Because it is important?

Financial institutions must take into account all the factors that may prevent the borrower from paying his debt, whether they depend on him or not.

It’s simple to damage prevention.

Credit and history

These concepts are simpler than you think.

  • Credit history is the record of your credit management since you obtained your first financing.
  • The credit score is the rating that credit management deserves.

The parameters are established by the different private companies dedicated to this work. These resources work to make lenders aware of your credit management.

How to get your credit report and credit score?

To get this information, it is not necessary to work in a financial institution, anyone can access this data.

On the websites of companies like TransUnion, Experia, and Equifax, you can access your credit report for free once a year.

The process is simple and will give you greater certainty about your true possibilities of accessing financing.

There are also platforms like Credit Karma that will give you your score for free.

APPLY FOR A LOAN Is it a good idea to borrow for personal use?

It is important that you know that debts are not always bad.

As long as they allow you to achieve your goals and don’t hurt your finances, it’s a good strategy to get into debt (whether it takes the form of a loan or a credit card, for example).

It all depends on what you plan to do with the loan and whether it will be a good investment.

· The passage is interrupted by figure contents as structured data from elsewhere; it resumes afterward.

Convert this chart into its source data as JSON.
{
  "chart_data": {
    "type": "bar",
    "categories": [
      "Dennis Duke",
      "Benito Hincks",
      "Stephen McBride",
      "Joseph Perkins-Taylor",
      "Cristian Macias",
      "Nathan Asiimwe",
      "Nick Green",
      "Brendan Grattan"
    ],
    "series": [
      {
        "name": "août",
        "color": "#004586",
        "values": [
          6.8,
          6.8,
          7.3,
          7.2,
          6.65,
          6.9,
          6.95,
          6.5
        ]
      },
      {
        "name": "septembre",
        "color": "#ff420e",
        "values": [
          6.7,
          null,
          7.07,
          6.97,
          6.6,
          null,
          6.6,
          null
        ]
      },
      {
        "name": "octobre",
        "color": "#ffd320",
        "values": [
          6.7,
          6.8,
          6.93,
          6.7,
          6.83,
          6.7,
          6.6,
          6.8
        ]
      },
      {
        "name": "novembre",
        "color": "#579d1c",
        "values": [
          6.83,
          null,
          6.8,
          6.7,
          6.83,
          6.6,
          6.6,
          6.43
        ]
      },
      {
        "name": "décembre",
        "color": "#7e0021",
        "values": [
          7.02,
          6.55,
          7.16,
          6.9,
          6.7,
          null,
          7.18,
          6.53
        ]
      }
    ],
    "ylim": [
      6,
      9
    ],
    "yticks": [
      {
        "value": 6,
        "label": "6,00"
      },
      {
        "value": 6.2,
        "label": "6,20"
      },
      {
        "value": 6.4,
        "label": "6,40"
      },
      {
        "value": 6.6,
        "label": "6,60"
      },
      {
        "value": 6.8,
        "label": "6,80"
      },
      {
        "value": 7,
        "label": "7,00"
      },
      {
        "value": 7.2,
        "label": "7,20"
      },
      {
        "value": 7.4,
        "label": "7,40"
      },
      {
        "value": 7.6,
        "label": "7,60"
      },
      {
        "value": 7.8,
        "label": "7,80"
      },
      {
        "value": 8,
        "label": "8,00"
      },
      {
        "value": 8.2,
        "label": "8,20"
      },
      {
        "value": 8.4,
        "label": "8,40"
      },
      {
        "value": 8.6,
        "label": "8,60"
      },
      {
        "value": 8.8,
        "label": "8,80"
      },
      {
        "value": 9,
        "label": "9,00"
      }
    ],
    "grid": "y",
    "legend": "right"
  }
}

You also need to make sure the loan has low-interest rates. We recommend receiving financial support for personal loans, because if you have a good credit score, then it will be easier for you to get better interest rates, and consequently, a cheaper loan.

Can I use them for my business?

The reality is that many people decide to obtain fast and reliable personal loans to finance their business needs.

While this isn’t a bad practice (especially for newer businesses), it’s always best to get a business loan if you want to seriously invest in your business.

Why? Well, business loans will offer you larger amounts that will really allow you to really grow your business.

At Camino Financial, our goal is to help you access affordable capital, which is why we offer both the Solopreneur loan (which is like a personal loan) and our small business loans.